Prevailing Practices of Usage of Oral Anticoagulant in Stroke Prevention in Atrial Fibrillation (SPAF) in Indian Patients: Results of a Multicenter, Cross Sectional Questionnaire Based Physician Survey
Journal Title: Journal of Advances in Medicine and Medical Research - Year 2017, Vol 23, Issue 8
Abstract
Objective: Understanding physician’s opinion on usage and challenges for use of oral anticoagulants (OACs) in SPAF (Stroke Prevention in Atrial Fibrillation). Materials and Methods: A multicenter questionnaire based survey was conducted among Indian physicians. Questionnaire included items related to number of patients with atrial fibrillation (AF) seen, use of different scoring systems, international normalized ratio (INR) monitoring, issues preventing prescription of OAC, perceived concerns while using vitamin K antagonists (VKA) in SPAF. Results: Ninety-three physicians participated. Mean number of AF patients seen by doctors per month was 28.05(60.02). Seventy-two (77.4%) and 47(50.5%) physicians reported using “CHA 2 DS 2-VASc” and the “HAS BLED score” respectively. Routine use of VKA and aspirin was reported by 71(76.3%) and 60(64.5%) physicians respectively. Thirty-one (33.3%) physician reported INR monitoring twice per week at the time of diagnosis until patient is stabilized within therapeutic range. During dosage adjustment, INR monitoring is performed twice a month by 38(40.9%) physicians. When the patient is stable on treatment, 47(50.5%) reported monitoring 3-6 times per year.
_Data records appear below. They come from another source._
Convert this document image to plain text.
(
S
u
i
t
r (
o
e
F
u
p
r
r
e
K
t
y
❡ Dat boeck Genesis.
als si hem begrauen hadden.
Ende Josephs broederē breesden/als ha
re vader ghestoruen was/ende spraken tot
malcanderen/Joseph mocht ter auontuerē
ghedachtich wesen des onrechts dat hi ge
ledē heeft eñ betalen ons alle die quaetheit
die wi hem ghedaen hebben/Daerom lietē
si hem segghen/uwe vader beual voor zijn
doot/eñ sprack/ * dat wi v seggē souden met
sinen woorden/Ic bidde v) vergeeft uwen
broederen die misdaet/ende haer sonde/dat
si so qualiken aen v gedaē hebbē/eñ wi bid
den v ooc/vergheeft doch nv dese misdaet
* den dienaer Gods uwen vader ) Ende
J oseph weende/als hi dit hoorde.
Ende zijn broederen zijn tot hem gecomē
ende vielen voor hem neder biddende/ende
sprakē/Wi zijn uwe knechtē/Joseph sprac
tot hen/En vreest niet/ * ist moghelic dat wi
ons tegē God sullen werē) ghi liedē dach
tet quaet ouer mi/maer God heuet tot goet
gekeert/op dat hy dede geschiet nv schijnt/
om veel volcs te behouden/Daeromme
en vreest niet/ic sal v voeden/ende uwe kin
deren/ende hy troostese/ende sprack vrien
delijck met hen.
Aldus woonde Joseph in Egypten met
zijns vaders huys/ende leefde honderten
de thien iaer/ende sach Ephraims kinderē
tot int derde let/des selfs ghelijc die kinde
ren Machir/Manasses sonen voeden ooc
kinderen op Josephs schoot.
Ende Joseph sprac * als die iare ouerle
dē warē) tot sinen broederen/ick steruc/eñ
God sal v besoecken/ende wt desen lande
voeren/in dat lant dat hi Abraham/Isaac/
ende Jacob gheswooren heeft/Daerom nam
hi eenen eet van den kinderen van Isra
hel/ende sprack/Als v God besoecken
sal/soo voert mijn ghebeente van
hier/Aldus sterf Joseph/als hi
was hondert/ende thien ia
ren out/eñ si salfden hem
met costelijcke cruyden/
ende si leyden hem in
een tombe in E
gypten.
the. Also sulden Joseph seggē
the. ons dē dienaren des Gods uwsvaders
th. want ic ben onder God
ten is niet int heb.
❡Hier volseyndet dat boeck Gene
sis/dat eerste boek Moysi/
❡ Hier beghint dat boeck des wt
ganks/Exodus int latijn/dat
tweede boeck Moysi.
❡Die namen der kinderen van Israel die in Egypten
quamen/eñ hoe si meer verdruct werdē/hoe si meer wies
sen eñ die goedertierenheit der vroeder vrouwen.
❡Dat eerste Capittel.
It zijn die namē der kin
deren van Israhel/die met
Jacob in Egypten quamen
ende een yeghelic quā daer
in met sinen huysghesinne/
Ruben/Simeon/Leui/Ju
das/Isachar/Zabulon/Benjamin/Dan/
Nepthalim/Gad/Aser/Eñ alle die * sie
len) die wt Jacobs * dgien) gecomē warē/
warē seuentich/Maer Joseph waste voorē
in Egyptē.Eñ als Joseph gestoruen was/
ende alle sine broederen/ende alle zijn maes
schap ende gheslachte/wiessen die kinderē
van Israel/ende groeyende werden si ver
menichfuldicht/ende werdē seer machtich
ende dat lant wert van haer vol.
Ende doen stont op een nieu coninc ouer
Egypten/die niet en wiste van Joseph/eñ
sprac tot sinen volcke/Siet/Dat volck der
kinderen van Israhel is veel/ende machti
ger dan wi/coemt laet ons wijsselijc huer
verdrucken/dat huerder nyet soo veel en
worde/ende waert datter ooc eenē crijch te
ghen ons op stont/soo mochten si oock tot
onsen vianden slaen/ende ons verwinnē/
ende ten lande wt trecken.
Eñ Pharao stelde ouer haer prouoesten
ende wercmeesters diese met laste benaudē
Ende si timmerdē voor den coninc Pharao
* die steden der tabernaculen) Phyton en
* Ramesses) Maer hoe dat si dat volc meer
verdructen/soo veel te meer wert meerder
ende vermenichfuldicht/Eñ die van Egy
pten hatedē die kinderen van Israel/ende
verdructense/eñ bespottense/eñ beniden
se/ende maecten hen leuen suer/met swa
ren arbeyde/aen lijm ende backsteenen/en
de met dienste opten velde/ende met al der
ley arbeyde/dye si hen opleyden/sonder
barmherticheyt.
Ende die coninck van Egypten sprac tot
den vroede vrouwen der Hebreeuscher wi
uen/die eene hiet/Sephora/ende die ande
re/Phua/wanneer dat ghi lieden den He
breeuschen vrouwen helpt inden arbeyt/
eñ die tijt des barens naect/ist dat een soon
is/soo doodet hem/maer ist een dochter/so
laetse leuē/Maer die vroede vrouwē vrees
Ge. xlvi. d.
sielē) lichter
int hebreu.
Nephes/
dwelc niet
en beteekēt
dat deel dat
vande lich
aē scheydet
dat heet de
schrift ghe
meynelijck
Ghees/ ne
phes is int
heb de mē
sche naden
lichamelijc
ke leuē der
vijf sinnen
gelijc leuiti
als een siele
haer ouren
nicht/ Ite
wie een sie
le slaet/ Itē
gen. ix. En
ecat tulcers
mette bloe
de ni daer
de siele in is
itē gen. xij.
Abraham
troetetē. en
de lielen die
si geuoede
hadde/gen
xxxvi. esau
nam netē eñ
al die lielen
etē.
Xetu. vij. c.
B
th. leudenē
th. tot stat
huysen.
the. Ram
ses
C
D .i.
Low diagnosis rate, difficulty of monitoring, low patient awareness and cost are the important limitations for use of OAC for SPAF. Inconvenience and burden of INR monitoring is an important/very important perceived issue by the patients for use of anti-coagulants in SPAF according to 89(95.7%) physicians. Seventy-six (81.7%) doctors reported that dose adjustment is very important/important challenge while using VKA in SPAF. Conclusion: Burden of atrial fibrillation is high in India. Use of CHA 2 DS 2-VASc is common among Indian physicians. About two third physicians use VKA for SPAF. Poor diagnosis rate, difficulty of monitoring, low patient awareness and cost are the major limitations for using OAC for SPAF.